Moody’s Investors Service expects Nigerian banks’ profitability to remain sufficient to absorb rising bad loan provisioning which is being driven by the deteriorating repayment capacity of borrowers in the oil and gas sector.
“Over the next two years, we expect Nigerian banking system problem loans to rise above 5 percent, but remain below 10 percent, owing to the disproportionate exposure to the oil and gas sector, the high level of unseasoned loan stock as a result of strong loan growth in recent years, and the high level of foreign currency denominated loans,” Akintunde Majekodunmi, Vice President, Senior Analyst at Moody’s, said in a report on the sector, released yesterday.
“These loan portfolio characteristics are being pressured by Nigeria’s challenging macroeconomic environment.”
Subdued Nigerian growth this year is expected to weigh on asset risk and loan demand.
Moody’s expects Nigeria’s real GDP growth to decelerate to 3.5 percent in 2015 before recovering to 4.9 percent next year, from over 6 percent in 2014.
The resilience of the Nigerian banking system also stems from continued improvements to the regulatory and supervisory environment, as well as it’s predominantly deposit funded liability structures and low loan to deposit ratios.
System deposit formation is strong for Nigerian banks because of relatively low penetration, a high savings rate and expanding wealth levels.
Deposits which contributes 74 percent to system liabilities expanded to N21.6 trillion ($107 billion) as of end of June 2015 from N10.6 trillion in June 2011, while banks funding capacity is ample, with a loans-to-deposits ratio (LDR) at only 55.5 percent.
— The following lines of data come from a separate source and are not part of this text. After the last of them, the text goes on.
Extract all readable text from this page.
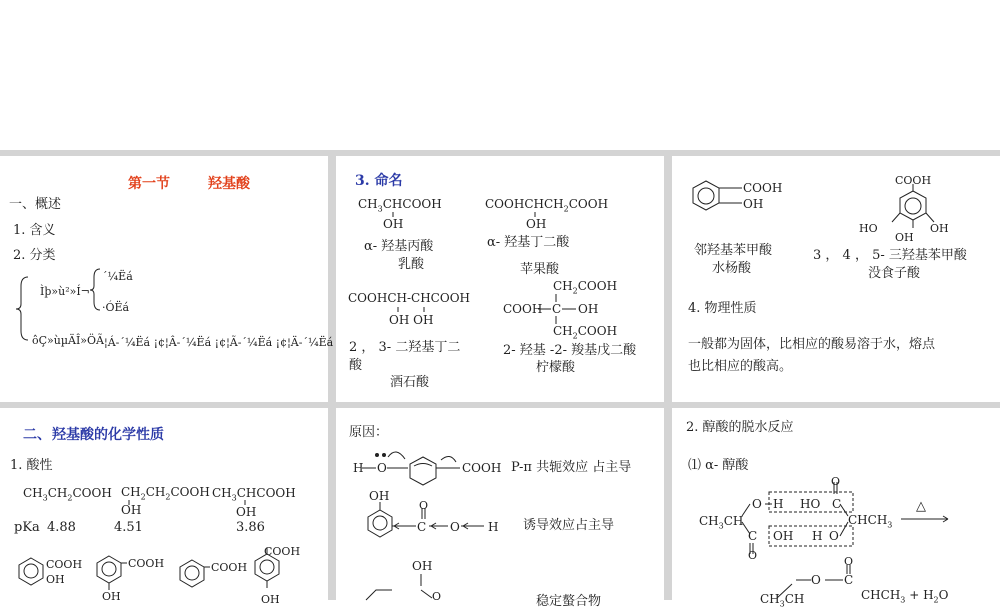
第一节	羟基酸
一、概述
1. 含义
2. 分类
Ìþ»ù²»Í¬
´¼Ëá
·ÓËá
ôÇ»ùµÄÎ»ÖÃ ¦Á-´¼Ëá ¡¢¦Â-´¼Ëá ¡¢¦Ã-´¼Ëá ¡¢¦Ä-´¼Ëá
3. 命名
$CH_3CHCOOH$
OH
α- 羟基丙酸
乳酸
$COOHCHCH_2COOH$
OH
α- 羟基丁二酸
苹果酸
COOHCH-CHCOOH
OH OH
2 ， 3- 二羟基丁二
酸
酒石酸
$CH_2COOH$
COOH C OH
$CH_2COOH$
2- 羟基 -2- 羧基戊二酸
柠檬酸
COOH
OH
邻羟基苯甲酸
水杨酸
COOH
HO	OH
OH
3 ， 4 ， 5- 三羟基苯甲酸
没食子酸
4. 物理性质
一般都为固体，比相应的酸易溶于水，熔点
也比相应的酸高。
二、 羟基酸的化学性质
1. 酸性
$CH_3CH_2COOH$ $CH_2CH_2COOH$
OH
$CH_3CHCOOH$
OH
pKa 4.88	4.51	3.86
COOH
OH
COOH
OH
COOH
COOH
OH
原因：
H O	COOH P-π 共轭效应 占主导
OH
O
C O H 诱导效应占主导
OH
O	稳定螯合物
2. 醇酸的脱水反应
⑴ α- 醇酸
O
$CH_3CH$
O H HO C
$CHCH_3$
C OH H O
O
△
O
O C
$CH_3CH$	$CHCH_3 + H_2O$
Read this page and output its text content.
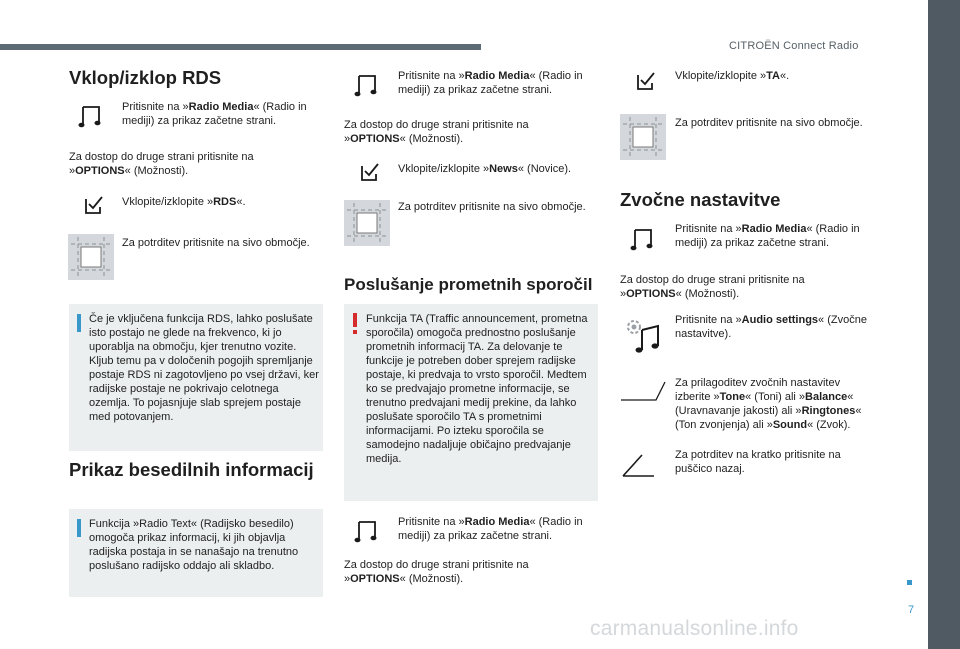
CITROËN Connect Radio
7
carmanualsonline.info
Vklop/izklop RDS
Pritisnite na »Radio Media« (Radio in mediji) za prikaz začetne strani.
Za dostop do druge strani pritisnite na »OPTIONS« (Možnosti).
Vklopite/izklopite »RDS«.
Za potrditev pritisnite na sivo območje.
Če je vključena funkcija RDS, lahko poslušate isto postajo ne glede na frekvenco, ki jo uporablja na območju, kjer trenutno vozite. Kljub temu pa v določenih pogojih spremljanje postaje RDS ni zagotovljeno po vsej državi, ker radijske postaje ne pokrivajo celotnega ozemlja. To pojasnjuje slab sprejem postaje med potovanjem.
Prikaz besedilnih informacij
Funkcija »Radio Text« (Radijsko besedilo) omogoča prikaz informacij, ki jih objavlja radijska postaja in se nanašajo na trenutno poslušano radijsko oddajo ali skladbo.
Pritisnite na »Radio Media« (Radio in mediji) za prikaz začetne strani.
Za dostop do druge strani pritisnite na »OPTIONS« (Možnosti).
Vklopite/izklopite »News« (Novice).
Za potrditev pritisnite na sivo območje.
Poslušanje prometnih sporočil
Funkcija TA (Traffic announcement, prometna sporočila) omogoča prednostno poslušanje prometnih informacij TA. Za delovanje te funkcije je potreben dober sprejem radijske postaje, ki predvaja to vrsto sporočil. Medtem ko se predvajajo prometne informacije, se trenutno predvajani medij prekine, da lahko poslušate sporočilo TA s prometnimi informacijami. Po izteku sporočila se samodejno nadaljuje običajno predvajanje medija.
Pritisnite na »Radio Media« (Radio in mediji) za prikaz začetne strani.
Za dostop do druge strani pritisnite na »OPTIONS« (Možnosti).
Vklopite/izklopite »TA«.
Za potrditev pritisnite na sivo območje.
Zvočne nastavitve
Pritisnite na »Radio Media« (Radio in mediji) za prikaz začetne strani.
Za dostop do druge strani pritisnite na »OPTIONS« (Možnosti).
Pritisnite na »Audio settings« (Zvočne nastavitve).
Za prilagoditev zvočnih nastavitev izberite »Tone« (Toni) ali »Balance« (Uravnavanje jakosti) ali »Ringtones« (Ton zvonjenja) ali »Sound« (Zvok).
Za potrditev na kratko pritisnite na puščico nazaj.
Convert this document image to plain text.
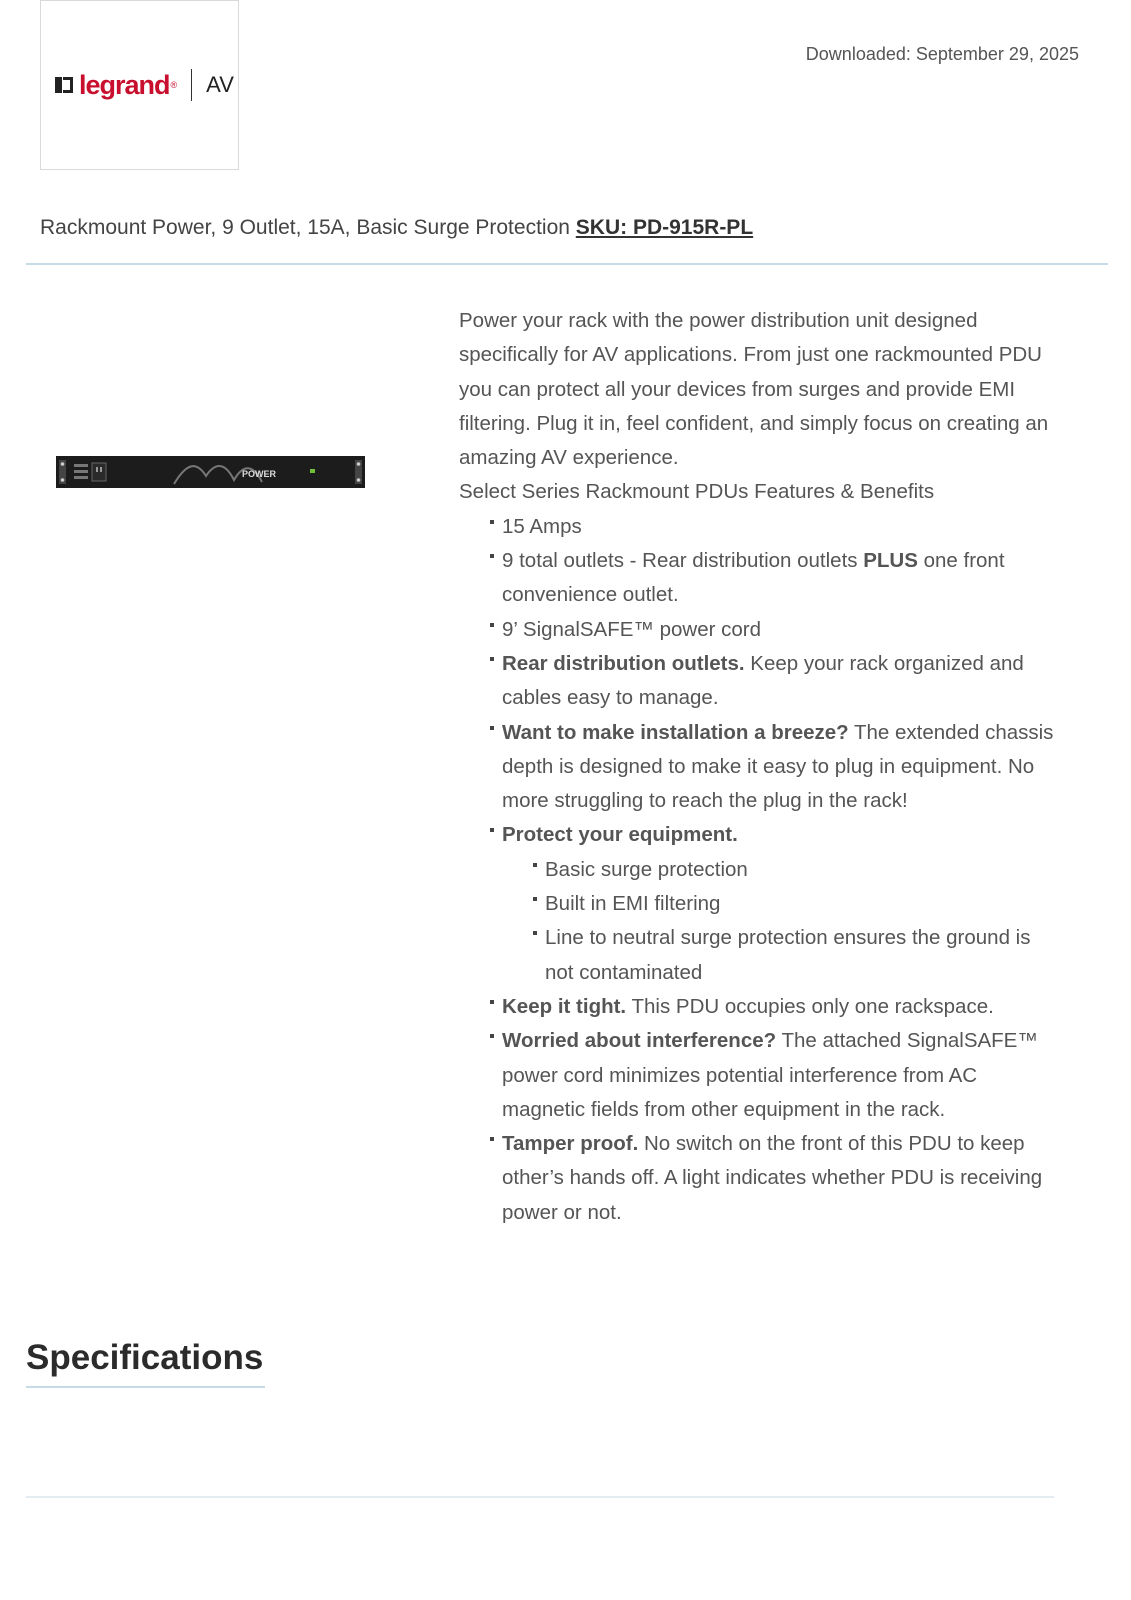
legrand ® AV
Downloaded: September 29, 2025
Rackmount Power, 9 Outlet, 15A, Basic Surge Protection SKU: PD-915R-PL
POWER

Power your rack with the power distribution unit designed specifically for AV applications. From just one rackmounted PDU you can protect all your devices from surges and provide EMI filtering. Plug it in, feel confident, and simply focus on creating an amazing AV experience.

Select Series Rackmount PDUs Features & Benefits

15 Amps
9 total outlets - Rear distribution outlets PLUS one front convenience outlet.
9’ SignalSAFE™ power cord
Rear distribution outlets. Keep your rack organized and cables easy to manage.
Want to make installation a breeze? The extended chassis depth is designed to make it easy to plug in equipment. No more struggling to reach the plug in the rack!
Protect your equipment.
Basic surge protection
Built in EMI filtering
Line to neutral surge protection ensures the ground is not contaminated
Keep it tight. This PDU occupies only one rackspace.
Worried about interference? The attached SignalSAFE™ power cord minimizes potential interference from AC magnetic fields from other equipment in the rack.
Tamper proof. No switch on the front of this PDU to keep other’s hands off. A light indicates whether PDU is receiving power or not.
Specifications
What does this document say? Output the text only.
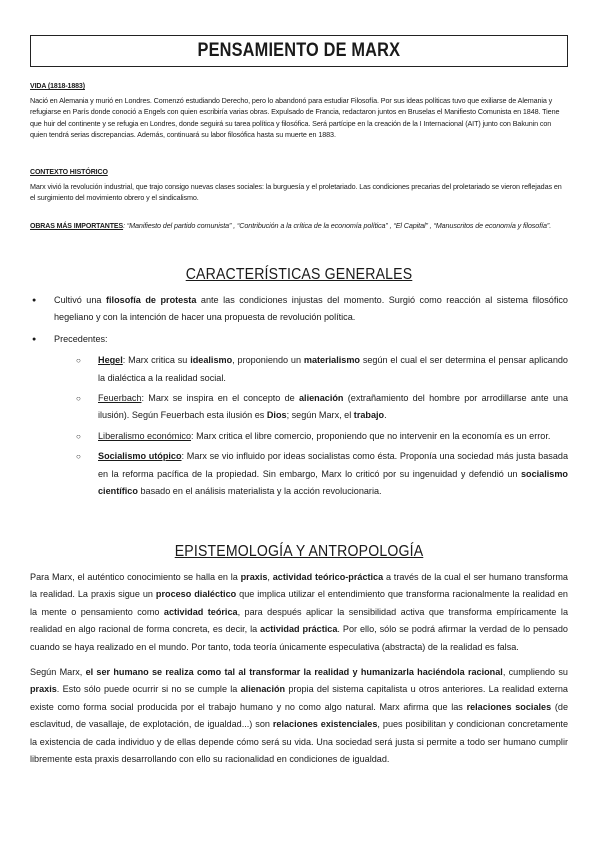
PENSAMIENTO DE MARX
VIDA (1818-1883)

Nació en Alemania y murió en Londres. Comenzó estudiando Derecho, pero lo abandonó para estudiar Filosofía. Por sus ideas políticas tuvo que exiliarse de Alemania y refugiarse en París donde conoció a Engels con quien escribiría varias obras. Expulsado de Francia, redactaron juntos en Bruselas el Manifiesto Comunista en 1848. Tiene que huir del continente y se refugia en Londres, donde seguirá su tarea política y filosófica. Será partícipe en la creación de la I Internacional (AIT) junto con Bakunin con quien tendrá serias discrepancias. Además, continuará su labor filosófica hasta su muerte en 1883.

CONTEXTO HISTÓRICO

Marx vivió la revolución industrial, que trajo consigo nuevas clases sociales: la burguesía y el proletariado. Las condiciones precarias del proletariado se vieron reflejadas en el surgimiento del movimiento obrero y el sindicalismo.

OBRAS MÁS IMPORTANTES: “Manifiesto del partido comunista” , “Contribución a la crítica de la economía política” , “El Capital” , “Manuscritos de economía y filosofía”.

CARACTERÍSTICAS GENERALES
● Cultivó una filosofía de protesta ante las condiciones injustas del momento. Surgió como reacción al sistema filosófico hegeliano y con la intención de hacer una propuesta de revolución política.
● Precedentes:
○ Hegel: Marx critica su idealismo, proponiendo un materialismo según el cual el ser determina el pensar aplicando la dialéctica a la realidad social.
○ Feuerbach: Marx se inspira en el concepto de alienación (extrañamiento del hombre por arrodillarse ante una ilusión). Según Feuerbach esta ilusión es Dios; según Marx, el trabajo.
○ Liberalismo económico: Marx critica el libre comercio, proponiendo que no intervenir en la economía es un error.
○ Socialismo utópico: Marx se vio influido por ideas socialistas como ésta. Proponía una sociedad más justa basada en la reforma pacífica de la propiedad. Sin embargo, Marx lo criticó por su ingenuidad y defendió un socialismo científico basado en el análisis materialista y la acción revolucionaria.
EPISTEMOLOGÍA Y ANTROPOLOGÍA

Para Marx, el auténtico conocimiento se halla en la praxis, actividad teórico-práctica a través de la cual el ser humano transforma la realidad. La praxis sigue un proceso dialéctico que implica utilizar el entendimiento que transforma racionalmente la realidad en la mente o pensamiento como actividad teórica, para después aplicar la sensibilidad activa que transforma empíricamente la realidad en algo racional de forma concreta, es decir, la actividad práctica. Por ello, sólo se podrá afirmar la verdad de lo pensado cuando se haya realizado en el mundo. Por tanto, toda teoría únicamente especulativa (abstracta) de la realidad es falsa.

Según Marx, el ser humano se realiza como tal al transformar la realidad y humanizarla haciéndola racional, cumpliendo su praxis. Esto sólo puede ocurrir si no se cumple la alienación propia del sistema capitalista u otros anteriores. La realidad externa existe como forma social producida por el trabajo humano y no como algo natural. Marx afirma que las relaciones sociales (de esclavitud, de vasallaje, de explotación, de igualdad...) son relaciones existenciales, pues posibilitan y condicionan concretamente la existencia de cada individuo y de ellas depende cómo será su vida. Una sociedad será justa si permite a todo ser humano cumplir libremente esta praxis desarrollando con ello su racionalidad en condiciones de igualdad.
Nigeria’s banking system had enjoyed strong growth over the past decade, supported by increasing wealth and a high population that is largely under-banked.
Gross loans and advances expanded nine times to NGN12 trillion from under NGN2 trillion in 2005.
Banking assets as a percentage of GDP increased to around 70 percent in 2009, but reduced to around 30 percent in 2010 as a result of slower asset growth.
There is ample opportunity for growth for banks longer term, due to the undeveloped consumer and retail banking sector, said Moody’s.
“In the long-term, we also expect that retail lending will create enormous opportunities for Nigerian banks, given the population size and low penetration in the segment,” said Peter Mushangwe, a Moody’s Associate Analyst and co-author of the report.
In the meantime, investors have sold off bank stocks, as a result of the many challenges they have faced this year from regulatory actions to the deteriorating macro – environment.
The Nigerian banking index is down 13.02 percent year to Nov 13 , and is the worst performing sector after the consumer goods index.
A higher capital adequacy ratio (CAR) for systemically important banks (SIBs) which takes effect from 1 July 2016, may put further strain on lenders.
“We see another potential capital stress point for the Nigerian banks in the CBN’s updated capital computation template, which is yet to take effect but has tighter restrictions on credit mitigants and risk weights,” Adesoji Solanke, Vice President and bank analyst at Renaissance Capital said in a Nov. 13 note to investors.
FBN Holdings, Skye Bank and Ecobank Nigeria, which reported CAR of 16.2 percent, 17.3 percent and 16.9 percent, as at 9M’15, were the most at risk to the recent doubling of the general bad loan provisioning to 2 percent by the CBN, from a capital adequacy viewpoint, according to Solanke.
Nigerian commercial banks had N27.5 trillion in assets, with discount houses, merchant banks, mortgage institutions, micro-finance institutions, finance companies and bureau de change operators, having combined total assets of N1.9 trillion as of end-June 2015.